No por ser fugas las vicisitudes de los impulsos nómades tienen que ser románticas, sino más bien lo contrario: la fuga de la normalidad (ruptura en acto con la disciplina familiar, escolar, laboral, en el caso de lúmpenes y prostitutos; quiebra de los ordenamientos corporales y, en ocasiones, incluso personológicos, etc.) abre un campo minado de peligros. Veamos el caso de los taxiboys (michés en el Brasil), practicantes de la prostitución viril, que elevan el artificio de una postura hipermasculina como certificado de chonguez, siendo esa recusa a la «asunción homosexual» demandada, por otra parte, por los clientes pederastas, que buscan precisamente jóvenes que no sean homosexuales. Entre michés, taxiboys, hustlers de Norteamérica, chaperos de España, tapins de Francia y toda la gama de vividores, lúmpenes, desterrados, fugados o simplemente confundidos, pasajeros en tránsito por las delicias del infierno, suelen reclutarse los propios ejecutores de maricas. Es como si el empeño en mantener el peso de una representación tan poderosa -el centro del machismo descansando en el miembro de un fresco adolescente-, se grabase -a la manera más del tajo de Lamborghini que del tatuaje de Sarduy- con tanta profundidad en los cuerpos, que les ritmase el movimiento. Así, Genet opone -observa Sartre-la dura rigidez del cuerpo del chongo, a la fragorosa seda de la loca: «La misma turgencia que siente el macho como el endurecimiento agresivo de su músculo, la sentirá Genet como la abertura de una flor».

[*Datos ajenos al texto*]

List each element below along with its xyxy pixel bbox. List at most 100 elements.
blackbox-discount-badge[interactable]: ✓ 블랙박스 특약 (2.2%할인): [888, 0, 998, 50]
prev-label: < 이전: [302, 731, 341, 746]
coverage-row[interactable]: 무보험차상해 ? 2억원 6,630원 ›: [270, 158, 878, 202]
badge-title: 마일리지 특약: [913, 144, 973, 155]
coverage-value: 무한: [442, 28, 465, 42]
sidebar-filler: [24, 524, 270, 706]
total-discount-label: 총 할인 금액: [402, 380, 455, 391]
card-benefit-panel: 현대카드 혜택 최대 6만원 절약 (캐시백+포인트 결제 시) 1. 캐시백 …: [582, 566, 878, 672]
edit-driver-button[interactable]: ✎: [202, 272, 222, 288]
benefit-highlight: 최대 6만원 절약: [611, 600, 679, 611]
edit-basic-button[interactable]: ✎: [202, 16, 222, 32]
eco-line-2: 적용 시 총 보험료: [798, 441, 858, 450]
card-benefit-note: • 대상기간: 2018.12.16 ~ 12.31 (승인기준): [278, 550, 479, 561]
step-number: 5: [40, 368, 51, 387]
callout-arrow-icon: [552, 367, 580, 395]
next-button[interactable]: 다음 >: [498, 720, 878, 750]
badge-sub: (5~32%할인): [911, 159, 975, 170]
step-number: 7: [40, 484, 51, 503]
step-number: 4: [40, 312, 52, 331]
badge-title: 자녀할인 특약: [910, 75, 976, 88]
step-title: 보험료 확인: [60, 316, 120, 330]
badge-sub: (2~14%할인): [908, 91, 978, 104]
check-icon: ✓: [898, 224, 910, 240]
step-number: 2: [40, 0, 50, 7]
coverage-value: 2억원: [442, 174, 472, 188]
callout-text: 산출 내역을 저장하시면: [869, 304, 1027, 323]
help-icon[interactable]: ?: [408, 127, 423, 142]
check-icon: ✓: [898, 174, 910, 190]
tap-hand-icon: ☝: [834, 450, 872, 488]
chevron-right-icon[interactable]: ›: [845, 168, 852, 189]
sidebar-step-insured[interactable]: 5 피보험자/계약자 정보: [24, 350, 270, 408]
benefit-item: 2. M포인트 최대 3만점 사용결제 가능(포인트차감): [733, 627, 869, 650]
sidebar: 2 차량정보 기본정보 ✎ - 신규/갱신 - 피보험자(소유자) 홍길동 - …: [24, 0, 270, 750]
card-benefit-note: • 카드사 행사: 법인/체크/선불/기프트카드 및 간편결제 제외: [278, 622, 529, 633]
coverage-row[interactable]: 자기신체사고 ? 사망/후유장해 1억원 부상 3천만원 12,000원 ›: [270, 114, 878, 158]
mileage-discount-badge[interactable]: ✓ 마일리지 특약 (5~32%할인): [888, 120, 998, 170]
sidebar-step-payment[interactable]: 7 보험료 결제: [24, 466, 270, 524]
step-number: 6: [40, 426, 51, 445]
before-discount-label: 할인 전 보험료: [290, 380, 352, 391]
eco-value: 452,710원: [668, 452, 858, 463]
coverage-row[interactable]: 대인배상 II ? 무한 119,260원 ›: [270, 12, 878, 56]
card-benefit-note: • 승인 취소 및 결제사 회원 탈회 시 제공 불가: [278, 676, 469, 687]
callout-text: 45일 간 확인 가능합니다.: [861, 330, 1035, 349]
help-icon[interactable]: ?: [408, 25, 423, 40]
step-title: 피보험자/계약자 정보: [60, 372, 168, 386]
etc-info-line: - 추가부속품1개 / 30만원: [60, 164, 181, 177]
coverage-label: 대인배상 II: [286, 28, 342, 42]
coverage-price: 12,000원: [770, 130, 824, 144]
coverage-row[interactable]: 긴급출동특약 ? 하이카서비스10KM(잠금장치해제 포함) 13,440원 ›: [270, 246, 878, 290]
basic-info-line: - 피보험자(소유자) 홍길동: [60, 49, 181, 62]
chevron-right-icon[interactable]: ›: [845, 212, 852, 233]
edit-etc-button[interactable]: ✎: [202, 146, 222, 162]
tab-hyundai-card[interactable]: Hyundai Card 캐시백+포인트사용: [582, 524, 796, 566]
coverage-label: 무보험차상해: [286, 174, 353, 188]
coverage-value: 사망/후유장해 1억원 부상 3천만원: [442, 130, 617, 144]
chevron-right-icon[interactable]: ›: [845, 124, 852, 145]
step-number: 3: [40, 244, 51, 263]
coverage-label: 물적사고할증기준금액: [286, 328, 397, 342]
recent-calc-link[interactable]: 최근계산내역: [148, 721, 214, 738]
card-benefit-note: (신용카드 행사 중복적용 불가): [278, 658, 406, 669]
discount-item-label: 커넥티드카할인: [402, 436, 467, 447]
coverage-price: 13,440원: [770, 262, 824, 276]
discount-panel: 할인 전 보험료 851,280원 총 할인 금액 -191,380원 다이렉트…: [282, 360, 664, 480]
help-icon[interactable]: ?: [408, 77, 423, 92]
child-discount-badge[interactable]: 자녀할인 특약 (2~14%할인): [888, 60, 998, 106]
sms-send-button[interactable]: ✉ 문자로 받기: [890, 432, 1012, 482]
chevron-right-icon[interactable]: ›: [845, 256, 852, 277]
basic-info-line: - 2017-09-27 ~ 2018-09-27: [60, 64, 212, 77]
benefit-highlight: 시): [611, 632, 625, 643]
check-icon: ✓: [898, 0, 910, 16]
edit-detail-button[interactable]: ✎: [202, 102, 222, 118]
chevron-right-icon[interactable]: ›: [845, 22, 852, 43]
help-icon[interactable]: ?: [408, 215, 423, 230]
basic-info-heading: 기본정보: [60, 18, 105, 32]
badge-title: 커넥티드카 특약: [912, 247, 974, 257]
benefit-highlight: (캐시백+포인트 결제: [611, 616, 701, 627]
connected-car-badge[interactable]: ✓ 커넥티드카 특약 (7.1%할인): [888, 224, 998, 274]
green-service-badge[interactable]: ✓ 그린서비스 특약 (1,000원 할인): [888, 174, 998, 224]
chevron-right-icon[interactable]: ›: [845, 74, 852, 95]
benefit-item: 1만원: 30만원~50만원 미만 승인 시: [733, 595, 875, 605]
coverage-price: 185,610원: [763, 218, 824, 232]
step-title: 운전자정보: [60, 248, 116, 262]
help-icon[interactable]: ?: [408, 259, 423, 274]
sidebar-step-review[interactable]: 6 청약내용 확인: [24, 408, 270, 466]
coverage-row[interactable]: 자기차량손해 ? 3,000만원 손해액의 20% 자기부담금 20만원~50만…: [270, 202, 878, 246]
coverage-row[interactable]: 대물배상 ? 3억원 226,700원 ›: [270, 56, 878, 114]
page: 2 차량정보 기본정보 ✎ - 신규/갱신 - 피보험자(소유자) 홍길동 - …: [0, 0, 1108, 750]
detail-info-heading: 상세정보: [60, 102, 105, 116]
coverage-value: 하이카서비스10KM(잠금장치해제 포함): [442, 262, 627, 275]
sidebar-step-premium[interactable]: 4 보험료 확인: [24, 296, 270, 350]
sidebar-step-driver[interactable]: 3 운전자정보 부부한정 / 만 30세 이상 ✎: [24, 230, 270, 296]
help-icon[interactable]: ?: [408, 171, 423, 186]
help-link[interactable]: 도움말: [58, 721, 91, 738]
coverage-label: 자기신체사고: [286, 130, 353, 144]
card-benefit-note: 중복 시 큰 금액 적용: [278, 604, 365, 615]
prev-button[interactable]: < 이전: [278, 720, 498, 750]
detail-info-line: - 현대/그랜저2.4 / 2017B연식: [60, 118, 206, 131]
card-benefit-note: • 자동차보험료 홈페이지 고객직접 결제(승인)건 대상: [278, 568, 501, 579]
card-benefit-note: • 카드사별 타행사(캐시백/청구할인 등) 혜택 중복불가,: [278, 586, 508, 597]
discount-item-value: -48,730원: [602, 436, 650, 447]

El maquillado virilismo que el chonguito despliega en un campeonato de astucias libidinosas -la inflexión de la curva de la nalga, la cuidada inflación de la entrepierna, la voz que sale de los huevos…, toda esa disposición de la superficie intensiva en tanto película sensible, estaría, por así decir, «antes», o más acá, de los procedimientos de sobrecodificación que, en su nombre, se internan y funcionan. Si ese rigor marmóreo, tenso, de los músculos del chulo, es proclive a favorecer -el suave desliz de una mano en lo alto del muslo hacia las hondonadas de la sagrada gruta, o un abrazo demasiado afectuoso, o el asomo de un cierto amor…- eclosiones microfascistas, ataques a sus clientes y proveedores en los que el afán de confiscación expropiatoria no alcanza a justificar las voluptuosidades de crueldad, también se puede pensar que el microfascismo está contenido en cada gesto, en cada detalle de la mampostería masculina «normal» -de cuyo simulacro los michés extraen, para impulsarla suelta por las orgías sucesivas del mundo de la noche, una calidad libidinal, habitualmente oculta en el figurín sedentario de los adultos heteros. Machismo-Fascismo, rezaba una vieja consigna del minúsculo Frente de Liberación Homosexual. Tal vez en el gesto militar del macho está ya indicado el fascismo de las cabezas. Y al matar a una loca se asesine a un devenir mujer del hombre.